Dig a little deeper into the results of the statistics behind teen drug use. Seven of the top most-abused drugs among 8th graders come from a pharmacy department in America. Parents must realize more than half of the drugs teens abuse are likely to include those in a medicine cabinet. The other five drugs are ‘street drugs.’ Many 12th-graders are using street drugs along with pharmaceuticals. Usage patterns differ for this age group but marijuana ranked top for most teens in both categories along with Adderall for 12th graders.
Abuse of ADHD Drugs
Two of seven of the most widely prescribed drugs by doctors for teens include Adderall and Ritalin, powerful and potent ADHD drugs commonly abused by teens. Solving the problem starts in the home and can begin by asking these questions:
Can the teen have access to drugs prescribed?
Are drugs being shared with friends?
Do teens use drugs as prescribed?
Pharmaceutical drug abuse only happens when friends share with friends and peers share with peers. When teens misuse prescription medication, many complications may arise. As parents of teens prescribed pharmaceutical drugs, it is important to speak with a teen to discuss prescription drug use.
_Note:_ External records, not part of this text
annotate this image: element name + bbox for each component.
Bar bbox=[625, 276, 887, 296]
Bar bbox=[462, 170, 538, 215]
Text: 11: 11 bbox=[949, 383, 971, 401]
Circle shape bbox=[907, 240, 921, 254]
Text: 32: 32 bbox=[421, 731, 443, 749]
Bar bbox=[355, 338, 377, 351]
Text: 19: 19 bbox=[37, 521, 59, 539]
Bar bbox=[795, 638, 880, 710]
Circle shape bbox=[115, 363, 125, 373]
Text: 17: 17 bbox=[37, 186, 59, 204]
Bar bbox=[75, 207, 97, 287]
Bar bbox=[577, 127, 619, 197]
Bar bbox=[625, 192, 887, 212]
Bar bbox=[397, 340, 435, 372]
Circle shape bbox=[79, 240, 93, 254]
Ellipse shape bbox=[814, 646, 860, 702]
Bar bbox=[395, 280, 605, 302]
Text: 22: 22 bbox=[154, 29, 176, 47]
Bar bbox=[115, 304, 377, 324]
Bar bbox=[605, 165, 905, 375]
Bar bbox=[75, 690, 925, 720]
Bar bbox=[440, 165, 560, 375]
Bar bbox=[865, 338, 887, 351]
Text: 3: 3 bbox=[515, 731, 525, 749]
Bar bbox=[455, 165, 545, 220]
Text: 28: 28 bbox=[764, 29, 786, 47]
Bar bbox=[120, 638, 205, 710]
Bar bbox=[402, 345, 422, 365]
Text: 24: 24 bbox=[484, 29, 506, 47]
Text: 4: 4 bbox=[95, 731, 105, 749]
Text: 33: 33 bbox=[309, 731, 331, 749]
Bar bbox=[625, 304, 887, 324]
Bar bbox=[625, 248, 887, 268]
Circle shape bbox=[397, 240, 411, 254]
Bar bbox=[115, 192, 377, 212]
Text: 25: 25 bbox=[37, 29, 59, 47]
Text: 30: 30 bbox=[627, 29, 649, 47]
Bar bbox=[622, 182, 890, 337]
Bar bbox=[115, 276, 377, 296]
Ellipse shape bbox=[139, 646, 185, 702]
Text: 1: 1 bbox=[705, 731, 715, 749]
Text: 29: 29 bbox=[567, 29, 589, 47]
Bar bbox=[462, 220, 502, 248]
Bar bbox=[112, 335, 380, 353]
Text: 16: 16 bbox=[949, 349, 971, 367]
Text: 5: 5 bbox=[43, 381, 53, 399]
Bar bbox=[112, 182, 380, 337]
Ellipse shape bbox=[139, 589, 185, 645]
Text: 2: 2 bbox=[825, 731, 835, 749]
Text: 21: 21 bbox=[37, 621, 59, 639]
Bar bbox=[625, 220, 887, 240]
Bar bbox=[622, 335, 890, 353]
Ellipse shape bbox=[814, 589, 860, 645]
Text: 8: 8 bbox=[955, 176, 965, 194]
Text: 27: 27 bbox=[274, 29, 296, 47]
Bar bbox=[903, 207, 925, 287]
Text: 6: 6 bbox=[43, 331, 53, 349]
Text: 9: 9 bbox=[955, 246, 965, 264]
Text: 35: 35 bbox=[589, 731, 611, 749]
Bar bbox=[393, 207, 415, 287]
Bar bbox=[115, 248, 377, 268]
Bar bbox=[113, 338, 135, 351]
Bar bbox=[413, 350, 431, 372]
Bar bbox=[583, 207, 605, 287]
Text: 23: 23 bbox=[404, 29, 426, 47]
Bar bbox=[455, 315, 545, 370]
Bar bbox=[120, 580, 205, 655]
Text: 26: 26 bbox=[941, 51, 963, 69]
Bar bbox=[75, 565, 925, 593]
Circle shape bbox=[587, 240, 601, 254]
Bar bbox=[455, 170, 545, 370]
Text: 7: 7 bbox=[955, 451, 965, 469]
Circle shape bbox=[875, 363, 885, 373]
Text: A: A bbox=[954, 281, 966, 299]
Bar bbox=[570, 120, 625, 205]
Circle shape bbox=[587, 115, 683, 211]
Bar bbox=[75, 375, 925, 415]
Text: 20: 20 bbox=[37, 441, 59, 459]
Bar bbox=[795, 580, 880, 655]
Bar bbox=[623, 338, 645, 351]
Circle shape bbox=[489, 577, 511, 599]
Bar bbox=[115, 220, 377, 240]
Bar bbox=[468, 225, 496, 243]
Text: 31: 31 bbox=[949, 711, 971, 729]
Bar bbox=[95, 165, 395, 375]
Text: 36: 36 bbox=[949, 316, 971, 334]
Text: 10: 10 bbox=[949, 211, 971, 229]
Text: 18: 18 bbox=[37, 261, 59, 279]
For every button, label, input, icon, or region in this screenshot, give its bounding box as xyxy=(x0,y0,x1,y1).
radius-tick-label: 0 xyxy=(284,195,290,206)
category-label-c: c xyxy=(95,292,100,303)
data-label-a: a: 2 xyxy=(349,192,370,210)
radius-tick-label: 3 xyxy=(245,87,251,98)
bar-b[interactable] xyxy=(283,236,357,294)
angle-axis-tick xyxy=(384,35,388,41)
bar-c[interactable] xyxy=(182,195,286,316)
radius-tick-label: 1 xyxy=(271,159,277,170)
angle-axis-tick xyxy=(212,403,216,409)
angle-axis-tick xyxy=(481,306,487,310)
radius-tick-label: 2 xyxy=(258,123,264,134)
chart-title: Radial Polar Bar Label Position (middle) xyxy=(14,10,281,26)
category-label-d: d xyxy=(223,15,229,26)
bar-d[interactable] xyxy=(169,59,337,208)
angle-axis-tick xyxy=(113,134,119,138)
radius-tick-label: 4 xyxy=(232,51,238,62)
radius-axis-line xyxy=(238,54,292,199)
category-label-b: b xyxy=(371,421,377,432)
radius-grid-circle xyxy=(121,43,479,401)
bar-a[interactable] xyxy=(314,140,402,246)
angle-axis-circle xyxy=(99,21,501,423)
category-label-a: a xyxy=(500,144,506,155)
Monitor teens by not letting the young people have access on a regular basis to pills without counting and tracking use.
Grocery stores have restricted the sale of over-the-counter (OTC) substances which may be used to manufacture methamphetamine. This may lead to a false sense of security around use of OTC drugs but is still a trend that is problematic. One of the most common issues is cough medicine. Many liquid nighttime cough and cold preparations contain nearly the same amount of alcohol by volume as a shot of hard liquor. Dextromethorphan can control a cough but also produces a high when taken in large doses. Teens who are starting to experiment with substance abuse are looking for quick ‘legal fixes’ and resort to ingesting cough syrup to do so.